Jan. 24 (Bloomberg) -- The Bovespa index advanced as Embraer SA surged on an agreement to sell 47 planes and consumer stocks gained after President Dilma Rousseff said Brazil will reduce electricity costs more than previously announced.
Embraer, the world’s fourth-largest planemaker, rallied to an eight-month high after signing a $4 billion contract with Republic Airways Holdings Inc. Homebuilder Cyrela Brazil Realty SA led gains among companies that depend on domestic demand as the MSCI Brazil/Consumer Discretionary Index rose the most among 10 industry groups. State-controlled power utility Centrais Eletricas Brasileiras SA declined for a second day.
The Bovespa rose 0.3 percent to 62,132.21 at 1:20 p.m. in Sao Paulo. Thirty-four stocks advanced on the gauge while 30 declined. The real climbed 0.2 percent to 2.0311 per dollar.
Rousseff said yesterday that rate cuts taking effect today will pare consumers’ power costs by 18 percent and those for industry by 32 percent, compared with the reductions of 16.2 percent and 28 percent she announced in September.
“Dilma’s announcement has the goal of boosting growth in the country,” Andre Perfeito, the chief economist at Gradual Investimentos, said by phone from Sao Paulo.
Embraer rose 9.4 percent to 16 reais. A close at that level would be the highest since May 7.
Cyrela gained 2.3 percent to 18.41 reais. The MSCI Brazil/Consumer Discretionary Index climbed 1.3 percent, poised for the highest close since Jan. 10.
Brazil’s move to reduce energy prices is part of an interventionist policy Rousseff has used to try to spur a rebound and boost competitiveness in Latin America’s biggest economy. Other measures have included cutting taxes on consumer goods and increasing tariffs on imports.
The economy expanded an estimated 1 percent last year, according to the central bank, the slowest in three years.
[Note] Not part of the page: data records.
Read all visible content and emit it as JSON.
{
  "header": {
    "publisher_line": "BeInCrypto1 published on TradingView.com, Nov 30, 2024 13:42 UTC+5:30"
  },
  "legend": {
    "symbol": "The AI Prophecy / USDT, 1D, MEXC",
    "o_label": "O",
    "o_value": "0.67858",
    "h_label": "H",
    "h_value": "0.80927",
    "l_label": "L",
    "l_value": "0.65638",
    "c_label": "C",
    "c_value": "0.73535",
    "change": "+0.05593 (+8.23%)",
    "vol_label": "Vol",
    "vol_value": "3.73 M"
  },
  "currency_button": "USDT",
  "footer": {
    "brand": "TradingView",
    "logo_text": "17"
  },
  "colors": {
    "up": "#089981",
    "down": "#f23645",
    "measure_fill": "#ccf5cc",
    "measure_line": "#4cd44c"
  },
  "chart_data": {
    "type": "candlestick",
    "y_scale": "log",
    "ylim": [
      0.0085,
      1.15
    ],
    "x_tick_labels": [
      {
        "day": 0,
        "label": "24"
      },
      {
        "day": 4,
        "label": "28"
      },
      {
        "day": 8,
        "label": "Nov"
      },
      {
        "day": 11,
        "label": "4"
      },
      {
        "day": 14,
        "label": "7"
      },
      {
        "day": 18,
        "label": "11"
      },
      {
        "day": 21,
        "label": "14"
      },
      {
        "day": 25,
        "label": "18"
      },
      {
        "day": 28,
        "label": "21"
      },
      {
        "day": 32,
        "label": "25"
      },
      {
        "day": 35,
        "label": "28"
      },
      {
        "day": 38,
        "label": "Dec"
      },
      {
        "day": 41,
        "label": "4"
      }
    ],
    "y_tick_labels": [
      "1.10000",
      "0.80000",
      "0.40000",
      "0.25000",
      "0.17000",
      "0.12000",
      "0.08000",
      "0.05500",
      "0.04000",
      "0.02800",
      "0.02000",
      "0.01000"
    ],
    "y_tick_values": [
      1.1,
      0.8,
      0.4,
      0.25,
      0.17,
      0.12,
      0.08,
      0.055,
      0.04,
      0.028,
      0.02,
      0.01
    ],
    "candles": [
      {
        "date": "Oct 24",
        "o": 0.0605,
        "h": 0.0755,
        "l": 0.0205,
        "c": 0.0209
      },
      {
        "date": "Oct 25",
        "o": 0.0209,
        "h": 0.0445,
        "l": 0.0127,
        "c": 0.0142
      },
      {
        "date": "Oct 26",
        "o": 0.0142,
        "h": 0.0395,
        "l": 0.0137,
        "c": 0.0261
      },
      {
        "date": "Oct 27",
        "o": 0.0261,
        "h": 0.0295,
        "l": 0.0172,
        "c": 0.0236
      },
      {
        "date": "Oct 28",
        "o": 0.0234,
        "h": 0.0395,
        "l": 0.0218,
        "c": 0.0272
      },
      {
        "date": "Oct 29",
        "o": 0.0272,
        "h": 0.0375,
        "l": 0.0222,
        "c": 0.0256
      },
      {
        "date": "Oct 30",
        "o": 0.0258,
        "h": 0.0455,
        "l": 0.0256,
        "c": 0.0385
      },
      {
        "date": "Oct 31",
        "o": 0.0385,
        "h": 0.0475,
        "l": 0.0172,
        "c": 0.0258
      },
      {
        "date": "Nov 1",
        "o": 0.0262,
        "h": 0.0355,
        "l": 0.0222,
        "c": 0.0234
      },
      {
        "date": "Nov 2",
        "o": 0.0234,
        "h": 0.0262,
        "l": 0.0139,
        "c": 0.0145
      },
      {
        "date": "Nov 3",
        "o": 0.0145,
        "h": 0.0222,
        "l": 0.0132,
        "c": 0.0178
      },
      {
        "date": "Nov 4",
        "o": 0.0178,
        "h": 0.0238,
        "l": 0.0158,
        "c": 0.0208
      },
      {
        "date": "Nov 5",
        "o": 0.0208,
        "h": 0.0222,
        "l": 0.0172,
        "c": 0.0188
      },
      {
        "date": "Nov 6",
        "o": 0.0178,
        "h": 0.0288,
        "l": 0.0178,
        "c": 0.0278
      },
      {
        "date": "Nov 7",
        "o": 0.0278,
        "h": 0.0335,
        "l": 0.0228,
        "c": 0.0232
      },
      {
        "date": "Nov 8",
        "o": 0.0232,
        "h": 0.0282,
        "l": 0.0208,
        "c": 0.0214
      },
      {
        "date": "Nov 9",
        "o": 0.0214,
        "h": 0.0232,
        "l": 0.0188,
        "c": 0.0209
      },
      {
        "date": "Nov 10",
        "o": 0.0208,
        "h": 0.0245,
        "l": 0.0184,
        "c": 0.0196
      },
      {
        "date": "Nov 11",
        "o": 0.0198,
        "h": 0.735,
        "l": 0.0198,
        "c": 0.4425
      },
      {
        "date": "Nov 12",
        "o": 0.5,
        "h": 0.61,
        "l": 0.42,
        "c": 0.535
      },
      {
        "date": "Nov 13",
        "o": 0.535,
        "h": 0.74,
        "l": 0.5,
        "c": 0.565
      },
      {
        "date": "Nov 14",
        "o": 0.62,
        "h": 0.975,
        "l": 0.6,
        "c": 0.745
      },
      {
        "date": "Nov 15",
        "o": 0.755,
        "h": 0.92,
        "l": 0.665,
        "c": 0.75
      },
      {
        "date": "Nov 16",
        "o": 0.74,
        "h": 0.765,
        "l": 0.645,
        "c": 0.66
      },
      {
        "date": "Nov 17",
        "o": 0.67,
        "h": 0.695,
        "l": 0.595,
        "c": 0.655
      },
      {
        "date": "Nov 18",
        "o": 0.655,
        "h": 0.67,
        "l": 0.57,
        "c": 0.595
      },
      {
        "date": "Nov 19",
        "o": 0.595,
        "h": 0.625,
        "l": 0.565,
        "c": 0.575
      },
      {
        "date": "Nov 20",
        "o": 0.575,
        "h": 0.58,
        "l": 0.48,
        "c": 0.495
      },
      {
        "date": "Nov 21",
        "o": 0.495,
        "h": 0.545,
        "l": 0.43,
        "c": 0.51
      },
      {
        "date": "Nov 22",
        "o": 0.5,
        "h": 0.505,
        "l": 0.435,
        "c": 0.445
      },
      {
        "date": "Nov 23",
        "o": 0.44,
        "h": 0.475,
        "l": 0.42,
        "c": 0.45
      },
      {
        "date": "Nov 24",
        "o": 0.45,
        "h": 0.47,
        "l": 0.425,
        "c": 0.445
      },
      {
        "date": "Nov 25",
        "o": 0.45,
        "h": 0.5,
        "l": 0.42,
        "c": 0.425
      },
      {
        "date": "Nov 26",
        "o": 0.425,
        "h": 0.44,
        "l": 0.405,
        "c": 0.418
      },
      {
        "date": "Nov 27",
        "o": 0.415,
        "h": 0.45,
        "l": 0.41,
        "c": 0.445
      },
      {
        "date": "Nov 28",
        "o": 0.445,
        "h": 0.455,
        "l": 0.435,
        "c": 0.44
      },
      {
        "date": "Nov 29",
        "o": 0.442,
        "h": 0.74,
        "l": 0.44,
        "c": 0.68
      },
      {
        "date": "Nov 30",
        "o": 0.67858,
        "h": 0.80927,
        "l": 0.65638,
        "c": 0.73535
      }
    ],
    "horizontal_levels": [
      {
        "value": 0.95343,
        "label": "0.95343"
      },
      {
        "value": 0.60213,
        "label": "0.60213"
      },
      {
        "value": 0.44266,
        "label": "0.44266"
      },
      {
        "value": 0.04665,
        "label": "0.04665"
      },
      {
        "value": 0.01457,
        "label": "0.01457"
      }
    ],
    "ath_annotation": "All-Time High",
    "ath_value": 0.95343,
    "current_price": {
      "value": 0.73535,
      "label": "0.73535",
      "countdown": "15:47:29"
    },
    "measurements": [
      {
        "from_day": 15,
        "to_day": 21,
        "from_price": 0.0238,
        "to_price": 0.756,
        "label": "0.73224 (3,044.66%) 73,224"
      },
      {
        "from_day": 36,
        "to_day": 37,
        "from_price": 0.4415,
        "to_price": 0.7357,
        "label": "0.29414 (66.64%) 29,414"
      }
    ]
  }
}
Annual inflation accelerated for a fourth straight month to 6.02 percent, the fastest pace in a year, the national statistics agency reported yesterday.
Voting shares of Eletrobras, as Centrais Eletricas is also known, dropped 3.3 percent to 7.58 reais.
“Power utilities have been suffering a lot because of these measures, and today’s decline is a reaction to the latest announcement,” Luis Gustavo Pereira, an analyst at Futura Corretora in Sao Paulo, said in a telephone interview.
The Bovespa entered a bull market on Jan. 3 after rising 21 percent from last year’s low on June 5 as stimulus from central banks around the world eased concern economic growth might miss expectations while borrowing costs at a record low in Brazil boosted equity demand. The index has since pared its advance to 18 percent.
Brazil’s benchmark equity gauge trades at 11.5 times analysts’ earnings estimates for the next four quarters, compared with 10.9 for MSCI’s measure of 21 developing nations’ equities, data compiled by Bloomberg show.
Trading volume of stocks in Sao Paulo yesterday was 5.9 billion reais, compared with a daily average of 7.25 billion reais in 2012, according to data compiled by the exchange.